Integrate Azure Function into Azure Data Factory Pipeline

By:   |   Comments (7)   |   Related: > Azure Data Factory


Problem

I’m orchestrating a data pipeline using Azure Data Factory. One of the activities the pipeline needs to execute is loading data into the Snowflake cloud data warehouse. Since Azure Data Factory currently doesn’t support a native connection to Snowflake, I’m thinking about using an Azure Function to accomplish this task. How can I integrate this in into my pipeline?

Solution

Snowflake is a database vendor who offer a cloud native data warehouse solution. This data warehouse can be hosted on all major cloud platforms (Azure, AWS and Google Cloud). For an introduction to Snowflake and their offerings, I refer to the Snowflake website.
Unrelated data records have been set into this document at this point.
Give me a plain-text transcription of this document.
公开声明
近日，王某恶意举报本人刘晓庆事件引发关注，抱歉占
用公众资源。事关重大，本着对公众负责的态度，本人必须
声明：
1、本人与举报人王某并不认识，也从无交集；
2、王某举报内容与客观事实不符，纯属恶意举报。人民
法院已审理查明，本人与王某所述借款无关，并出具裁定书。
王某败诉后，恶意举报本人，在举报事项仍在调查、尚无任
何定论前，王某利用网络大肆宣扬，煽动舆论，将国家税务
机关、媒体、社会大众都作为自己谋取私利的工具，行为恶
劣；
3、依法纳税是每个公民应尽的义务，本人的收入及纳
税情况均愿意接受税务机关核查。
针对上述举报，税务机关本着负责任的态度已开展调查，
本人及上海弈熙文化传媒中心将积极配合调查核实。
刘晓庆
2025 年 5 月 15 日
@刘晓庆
In the two-part tip Using an Azure Function to execute SQL on a Snowflake Database (part 1 and part 2), an Azure Function was created which is able to take a SQL statement as a parameter and execute this on a Snowflake database. As output, the duration and the number of affected rows are returned. If you haven’t already, please read the tip about creating the function, as we will use it as an example in this tip. However, the explanation in this tip is useful for integrating any kind of Azure Function into Azure Data Factory (ADF), even if you’re not using Snowflake.

Integrating an Azure Function into ADF

Test Set-up

We’re going to execute two SQL statements in our ADF pipeline:

  • A TRUNCATE TABLE statement to empty a staging table
  • A COPY INTO statement to load the data from an XML file stored on Azure Blob Storage into the table. The COPY INTO statement is a powerful statement which is able to load multiple files in parallel into a table with great performance. It supports multiple types of compression and different file types. For more information, please check the documentation.
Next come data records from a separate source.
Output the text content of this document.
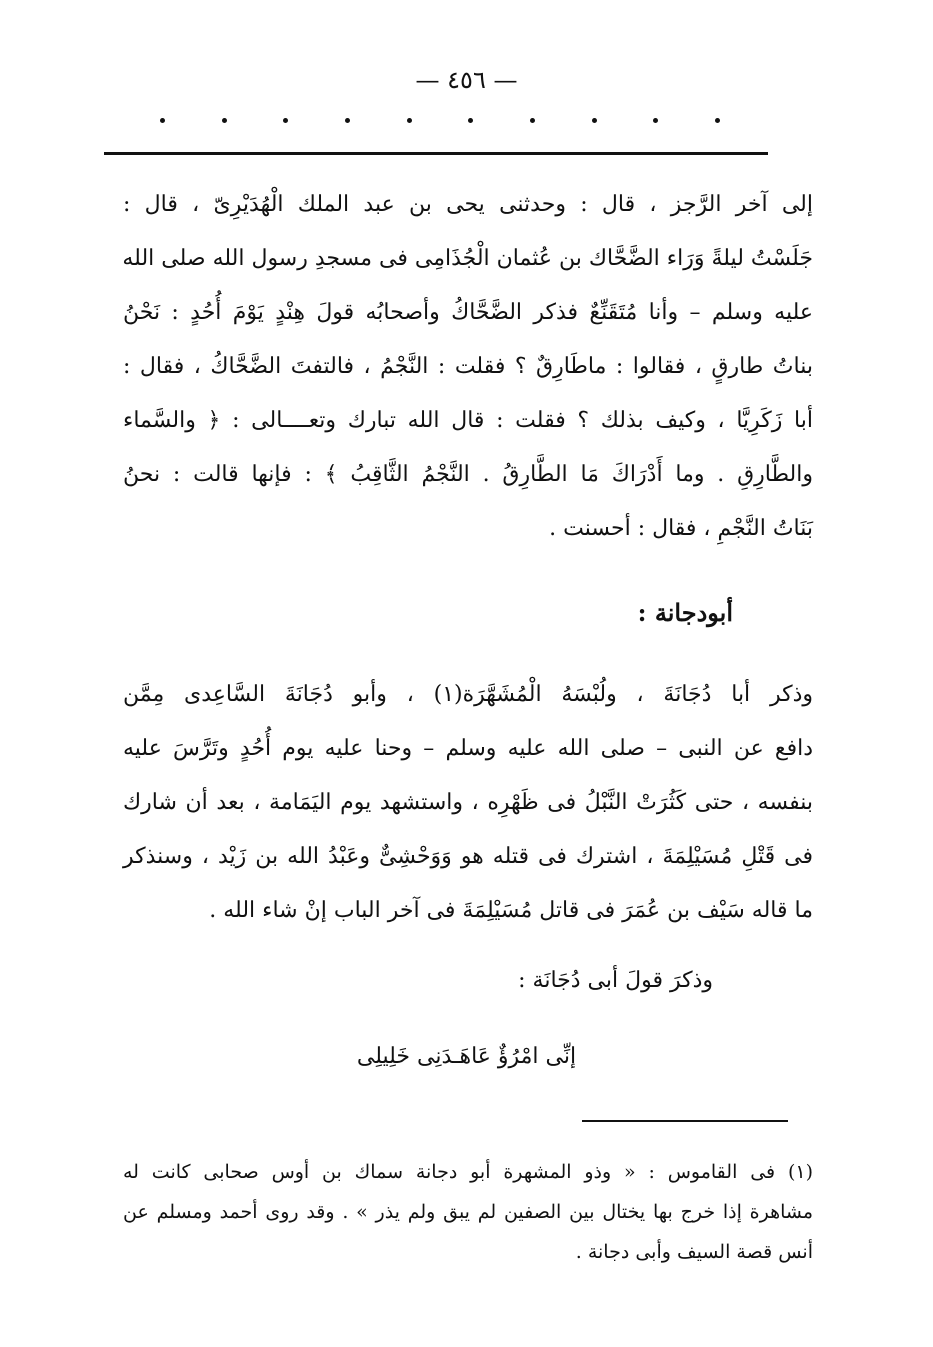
— ٤٥٦ —

إلى آخر الرَّجز ، قال : وحدثنى يحى بن عبد الملك الْهُدَيْرِىّ ، قال :
جَلَسْتُ ليلةً وَرَاء الضَّحَّاك بن عُثمان الْجُذَامِى فى مسجدِ رسول الله صلى الله
عليه وسلم – وأنا مُتَقَنِّعٌ فذكر الضَّحَّاكُ وأصحابُه قولَ هِنْدٍ يَوْمَ أُحُدٍ : نَحْنُ
بناتُ طارقٍ ، فقالوا : ماطَارِقٌ ؟ فقلت : النَّجْمُ ، فالتفتَ الضَّحَّاكُ ، فقال :
أبا زَكَرِيَّا ، وكيف بذلك ؟ فقلت : قال الله تبارك وتعــــالى : ﴿ والسَّماء
والطَّارِقِ . وما أَدْرَاكَ مَا الطَّارِقُ . النَّجْمُ الثَّاقِبُ ﴾ : فإنها قالت : نحنُ
بَنَاتُ النَّجْمِ ، فقال : أحسنت .

أبودجانة :

وذكر أبا دُجَانَةَ ، ولُبْسَهُ الْمُشَهَّرَة(١) ، وأبو دُجَانَةَ السَّاعِدى مِمَّن
دافع عن النبى – صلى الله عليه وسلم – وحنا عليه يوم أُحُدٍ وتَرَّسَ عليه
بنفسه ، حتى كَثُرَتْ النَّبْلُ فى ظَهْرِه ، واستشهد يوم اليَمَامة ، بعد أن شارك
فى قَتْلِ مُسَيْلِمَةَ ، اشترك فى قتله هو وَوَحْشِىٌّ وعَبْدُ الله بن زَيْد ، وسنذكر
ما قاله سَيْف بن عُمَرَ فى قاتل مُسَيْلِمَةَ فى آخر الباب إنْ شاء الله .

وذكرَ قولَ أبى دُجَانَة :
إنِّى امْرُؤٌ عَاهَـدَنِى خَلِيلِى

(١) فى القاموس : « وذو المشهرة أبو دجانة سماك بن أوس صحابى كانت له
مشاهرة إذا خرج بها يختال بين الصفين لم يبق ولم يذر » . وقد روى أحمد ومسلم عن
أنس قصة السيف وأبى دجانة .
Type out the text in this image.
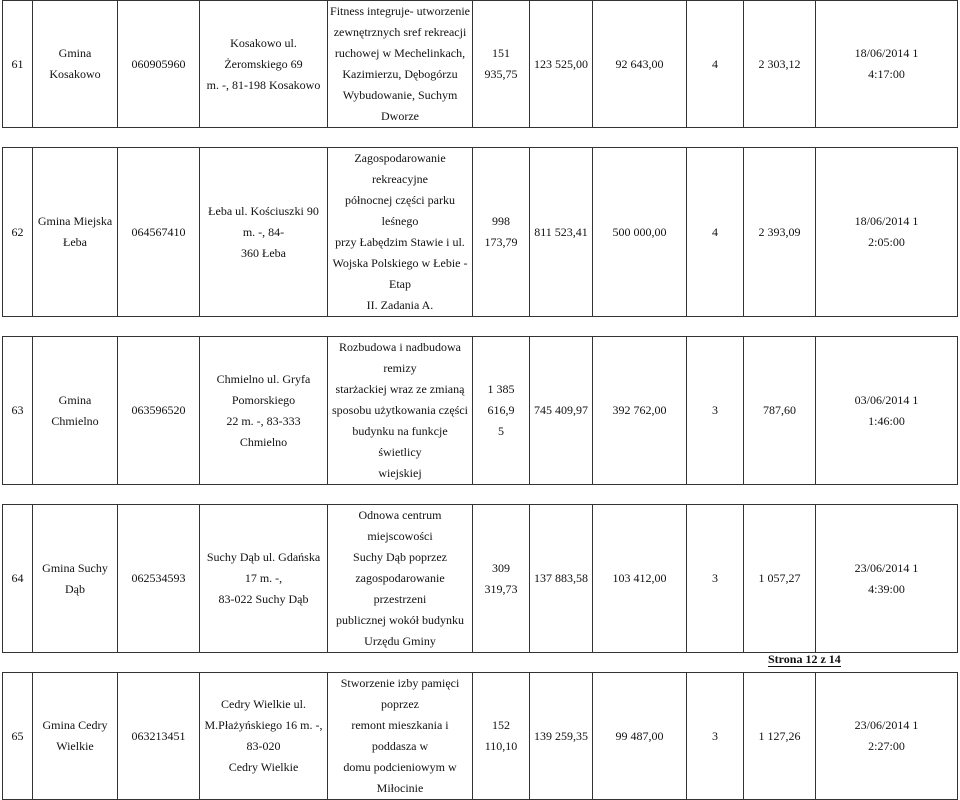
61	Gmina
Kosakowo	060905960	Kosakowo ul. Żeromskiego 69
m. -, 81-198 Kosakowo	Fitness integruje- utworzenie
zewnętrznych sref rekreacji
ruchowej w Mechelinkach,
Kazimierzu, Dębogórzu
Wybudowanie, Suchym Dworze	151 935,75	123 525,00	92 643,00	4	2 303,12	18/06/2014 1
4:17:00

62	Gmina Miejska
Łeba	064567410	Łeba ul. Kościuszki 90 m. -, 84-
360 Łeba	Zagospodarowanie rekreacyjne
północnej części parku leśnego
przy Łabędzim Stawie i ul.
Wojska Polskiego w Łebie - Etap
II. Zadania A.	998 173,79	811 523,41	500 000,00	4	2 393,09	18/06/2014 1
2:05:00

63	Gmina
Chmielno	063596520	Chmielno ul. Gryfa Pomorskiego
22 m. -, 83-333 Chmielno	Rozbudowa i nadbudowa remizy
starżackiej wraz ze zmianą
sposobu użytkowania części
budynku na funkcje świetlicy
wiejskiej	1 385 616,9
5	745 409,97	392 762,00	3	787,60	03/06/2014 1
1:46:00

64	Gmina Suchy
Dąb	062534593	Suchy Dąb ul. Gdańska 17 m. -,
83-022 Suchy Dąb	Odnowa centrum miejscowości
Suchy Dąb poprzez
zagospodarowanie przestrzeni
publicznej wokół budynku
Urzędu Gminy	309 319,73	137 883,58	103 412,00	3	1 057,27	23/06/2014 1
4:39:00

65	Gmina Cedry
Wielkie	063213451	Cedry Wielkie ul.
M.Płażyńskiego 16 m. -, 83-020
Cedry Wielkie	Stworzenie izby pamięci poprzez
remont mieszkania i poddasza w
domu podcieniowym w
Miłocinie	152 110,10	139 259,35	99 487,00	3	1 127,26	23/06/2014 1
2:27:00
Strona 12 z 14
The data that is going to be loaded is an XML file of the StackOverflow sample database, stored in an Azure Blob container:

sample file

The PostLinks XML file is about 80MB large (compressed using the gzip format. Keep in mind the original files are in the 7z format which is currently not supported by the COPY INTO statement) and contains 5,292,624 lines. It will be loaded into a table named STAGE.DEMO_Postlinks_XML. It can be created with the following SQL:

CREATE OR REPLACE TABLE STAGE.Demo_PostLinks_XML(src_xml VARIANT);

The XML is stored in one single column of the VARIANT data type. The COPY INTO statement takes the following format:

COPY INTO STAGE.Demo_PostLinks_XML
FROM @AZURESTAGINGDEV/PostLinks.xml.gz
    FILE_FORMAT=(TYPE=XML STRIP_OUTER_ELEMENT = TRUE)
    ON_ERROR='CONTINUE';

The STRIP_OUTER_ELEMENT parameter tells the COPY INTO statement to drop the root node of the XML file and load each individual child node as a single row to the destination table. If you don’t enable this parameter, Snowflake will try to load the entire XML file into one row. However, there’s a 16MB size limit per row, so this will fail. By setting this parameter to True, 5 million lines will be loaded instead of one. This comes with a computational overhead since the XML has to be parsed.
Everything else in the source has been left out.